Yep, I checked. That’s actually what P.L.F. stands for. But dispel any fears of some lame ass hippy shit or obnoxiously unfunny joke grind because these Texans have spent the last decade honing their concussive, abrasive, abusive grind chops to a rusty scalpel edge.
So moniker issues aside, somebody tell me how I’ve previously overlooked this intriguing addition to the growing Gulf Coast Grindcore family, which already boasts scene elite Kill the Client and the late, great Insect Warfare. In fact, the hook here is the presence of former Insect Warfare drummer Frank Faerman, who blasted the beats during the Endless Execution Thru Violent Restitution incarnation of that band.
And while P.L.F.’s second full length, released way back in September and collecting a handful of splits and live tracks for bonus goodness, slots neatly next to the I.W. catalogue, guitarist Dave (no last name necessary) is not a Beau Beasley clone. Instead his grind is shaken and not stirred with a delicious undercurrent of double picking sharkbite that would leave Gary Holt grinning like a Cheshire cat. That speedy sense of groove undergirds the duo/occasional trio’s gurgle-growling and blastbeatdowns, elevating tunes like “Ironic Curse of Possession” (a prayerful wish the rapture comes soon – and violently) from the strata of just another grind work out.

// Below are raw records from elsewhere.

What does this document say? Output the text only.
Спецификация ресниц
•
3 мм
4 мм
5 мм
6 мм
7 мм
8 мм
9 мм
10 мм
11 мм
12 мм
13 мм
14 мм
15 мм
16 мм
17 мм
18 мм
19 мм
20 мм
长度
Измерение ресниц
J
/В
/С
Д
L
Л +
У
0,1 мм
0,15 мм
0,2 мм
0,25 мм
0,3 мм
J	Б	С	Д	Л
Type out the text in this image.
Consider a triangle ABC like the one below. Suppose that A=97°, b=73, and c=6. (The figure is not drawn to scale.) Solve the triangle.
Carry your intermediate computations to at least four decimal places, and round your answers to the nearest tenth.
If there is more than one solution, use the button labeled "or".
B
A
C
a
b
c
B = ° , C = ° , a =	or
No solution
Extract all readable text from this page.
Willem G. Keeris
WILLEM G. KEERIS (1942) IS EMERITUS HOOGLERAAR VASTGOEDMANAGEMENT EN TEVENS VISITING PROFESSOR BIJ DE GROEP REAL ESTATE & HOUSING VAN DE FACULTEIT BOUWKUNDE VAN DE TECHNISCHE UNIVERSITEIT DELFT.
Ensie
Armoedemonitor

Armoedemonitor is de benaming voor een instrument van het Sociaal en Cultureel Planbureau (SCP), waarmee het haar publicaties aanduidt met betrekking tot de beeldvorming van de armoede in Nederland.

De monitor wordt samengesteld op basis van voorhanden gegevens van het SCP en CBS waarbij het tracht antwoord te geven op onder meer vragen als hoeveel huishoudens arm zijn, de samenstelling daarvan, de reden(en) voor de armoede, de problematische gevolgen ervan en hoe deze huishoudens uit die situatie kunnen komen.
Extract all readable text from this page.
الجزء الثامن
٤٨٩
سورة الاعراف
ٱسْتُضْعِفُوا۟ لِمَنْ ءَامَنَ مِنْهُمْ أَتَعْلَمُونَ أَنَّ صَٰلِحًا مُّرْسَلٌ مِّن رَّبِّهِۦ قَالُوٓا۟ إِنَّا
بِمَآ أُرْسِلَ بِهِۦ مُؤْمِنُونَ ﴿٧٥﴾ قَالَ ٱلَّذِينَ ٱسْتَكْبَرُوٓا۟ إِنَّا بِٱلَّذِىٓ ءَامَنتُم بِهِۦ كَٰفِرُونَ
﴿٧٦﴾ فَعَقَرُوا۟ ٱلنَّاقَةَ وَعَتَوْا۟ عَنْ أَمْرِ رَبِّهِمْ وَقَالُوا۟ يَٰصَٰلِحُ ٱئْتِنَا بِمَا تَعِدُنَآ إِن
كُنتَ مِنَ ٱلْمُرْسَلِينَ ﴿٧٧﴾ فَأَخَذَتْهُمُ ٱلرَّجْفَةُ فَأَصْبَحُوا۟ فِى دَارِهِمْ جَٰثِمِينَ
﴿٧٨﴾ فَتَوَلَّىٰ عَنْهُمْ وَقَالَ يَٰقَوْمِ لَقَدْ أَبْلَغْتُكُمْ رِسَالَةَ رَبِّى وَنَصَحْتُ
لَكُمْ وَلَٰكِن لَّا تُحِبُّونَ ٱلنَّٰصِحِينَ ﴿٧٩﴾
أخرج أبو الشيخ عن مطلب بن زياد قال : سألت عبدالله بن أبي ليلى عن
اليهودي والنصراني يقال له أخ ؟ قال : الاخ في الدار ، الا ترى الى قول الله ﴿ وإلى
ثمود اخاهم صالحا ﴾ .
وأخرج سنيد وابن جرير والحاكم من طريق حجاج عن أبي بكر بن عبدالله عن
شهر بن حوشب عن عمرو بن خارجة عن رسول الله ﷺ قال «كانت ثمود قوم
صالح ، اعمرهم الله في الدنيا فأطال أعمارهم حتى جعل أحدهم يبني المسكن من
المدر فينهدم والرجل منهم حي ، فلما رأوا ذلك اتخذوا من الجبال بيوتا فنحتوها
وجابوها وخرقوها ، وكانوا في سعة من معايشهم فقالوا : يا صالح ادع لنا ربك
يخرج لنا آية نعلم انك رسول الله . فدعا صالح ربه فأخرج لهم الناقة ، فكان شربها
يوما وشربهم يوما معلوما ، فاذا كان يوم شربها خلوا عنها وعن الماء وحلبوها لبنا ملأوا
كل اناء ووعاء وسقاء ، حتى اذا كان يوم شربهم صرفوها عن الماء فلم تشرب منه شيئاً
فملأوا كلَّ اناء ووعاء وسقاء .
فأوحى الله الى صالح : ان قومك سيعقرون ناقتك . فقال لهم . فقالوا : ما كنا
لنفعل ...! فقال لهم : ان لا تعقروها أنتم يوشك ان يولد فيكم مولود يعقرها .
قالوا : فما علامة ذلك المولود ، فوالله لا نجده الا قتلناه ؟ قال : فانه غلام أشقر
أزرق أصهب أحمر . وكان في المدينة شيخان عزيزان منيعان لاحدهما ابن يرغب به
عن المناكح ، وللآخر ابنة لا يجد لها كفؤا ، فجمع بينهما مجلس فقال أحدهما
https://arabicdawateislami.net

Where their fellow GCXGC types tend to be dour mopes pontificating about the world’s ills and harshing your buzz, P.L.F. mix the same diatribes with some much needed levity uncommon to the hurricane ravaged region. “Point of Impact” even makes room for a pre-Seinfeld/racist rant sample of Michael Richards from the Weird Al vanity vehicle U.H.F.
Throw in a handful of live tracks, a couple of covers (Denak, Doom) and a riff admittedly lifted from Unseen Terror all played with crusty abandon and a refreshing lack of production pretention and you may just fill that Insect Warfare shaped hole in your heart.